AMD (Sunnyvale, Calif.) currently uses a 200-MHz processor bus originally designed to support the Alpha microprocessor architecture and licensed to AMD by Compaq Computer Corp. That bus design, the EV6, can scale to speeds of 400 MHz, and AMD plans to introduce a chip set in the second half of this year, called the 760, that will allow AMD's Athlon processors to utilize front-side bus speeds of 266 MHz. The 760 chip set will also support 233-MHz Double-Data-Rate DRAM technology. AMD has no current plans to introduce chip sets that support faster bus speeds, or to license a successor to the EV6 bus that will take AMD beyond those speeds.



To: Tenchusatsu who wrote (94163)2/19/2000 1:09:00 AM
From: Scumbria  Read Replies (1) | Respond to of 1570881
 
Ten,

So it seems Intel went all out to build a processor around a very long pipeline.
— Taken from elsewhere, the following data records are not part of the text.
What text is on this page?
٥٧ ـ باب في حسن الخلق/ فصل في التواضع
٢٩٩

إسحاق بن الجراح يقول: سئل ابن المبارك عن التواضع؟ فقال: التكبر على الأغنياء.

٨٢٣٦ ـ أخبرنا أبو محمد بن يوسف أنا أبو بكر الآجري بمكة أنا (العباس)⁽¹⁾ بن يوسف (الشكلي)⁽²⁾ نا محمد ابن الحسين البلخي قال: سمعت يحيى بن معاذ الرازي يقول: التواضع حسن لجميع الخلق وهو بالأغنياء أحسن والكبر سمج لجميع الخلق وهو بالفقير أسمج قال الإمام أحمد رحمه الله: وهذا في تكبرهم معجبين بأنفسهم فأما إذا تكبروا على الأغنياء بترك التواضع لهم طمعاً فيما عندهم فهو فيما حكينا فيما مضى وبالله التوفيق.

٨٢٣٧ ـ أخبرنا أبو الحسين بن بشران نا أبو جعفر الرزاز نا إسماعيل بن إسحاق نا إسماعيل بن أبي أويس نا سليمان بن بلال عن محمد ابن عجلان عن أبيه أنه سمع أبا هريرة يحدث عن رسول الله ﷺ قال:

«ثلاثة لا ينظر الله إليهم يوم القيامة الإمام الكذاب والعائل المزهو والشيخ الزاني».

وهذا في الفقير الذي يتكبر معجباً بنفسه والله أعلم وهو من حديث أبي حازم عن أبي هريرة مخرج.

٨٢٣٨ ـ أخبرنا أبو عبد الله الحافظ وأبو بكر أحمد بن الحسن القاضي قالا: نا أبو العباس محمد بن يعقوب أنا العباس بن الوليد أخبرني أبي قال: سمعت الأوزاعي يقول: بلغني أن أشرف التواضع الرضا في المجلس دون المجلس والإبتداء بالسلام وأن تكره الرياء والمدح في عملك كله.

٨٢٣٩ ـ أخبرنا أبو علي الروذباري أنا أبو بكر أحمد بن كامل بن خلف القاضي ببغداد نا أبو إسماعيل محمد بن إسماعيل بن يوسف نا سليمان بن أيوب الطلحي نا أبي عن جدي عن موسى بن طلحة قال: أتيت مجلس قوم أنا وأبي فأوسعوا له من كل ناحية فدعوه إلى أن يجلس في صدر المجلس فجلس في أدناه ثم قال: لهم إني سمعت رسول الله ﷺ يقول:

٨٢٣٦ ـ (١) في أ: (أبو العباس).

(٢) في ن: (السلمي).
As I pointed out before, it does seem like Intel is betting everything on clock speed.

It is nonsensical these days to do anything else other than a deep pipeline. The only way to achieve high clock speed is through a balanced, deep pipeline. Intel's management deserves credit for allowing the building of a 20 stage pipe. It is too bad that the Athlon pipeline is not longer, because it will have a hard time keeping up with Willy.

There are also "hazards" in a program's code which causes "pipeline bubbles," i.e. holes in the stream of instructions. In a longer pipeline, those bubbles will be larger, once again impacting real-world performance.


This is not really true. A deep pipeline will have more bubbles, but each bubble is of shorter duration, so the branch mispredict penalty is not much different in a deep pipeline than it is in a short pipeline.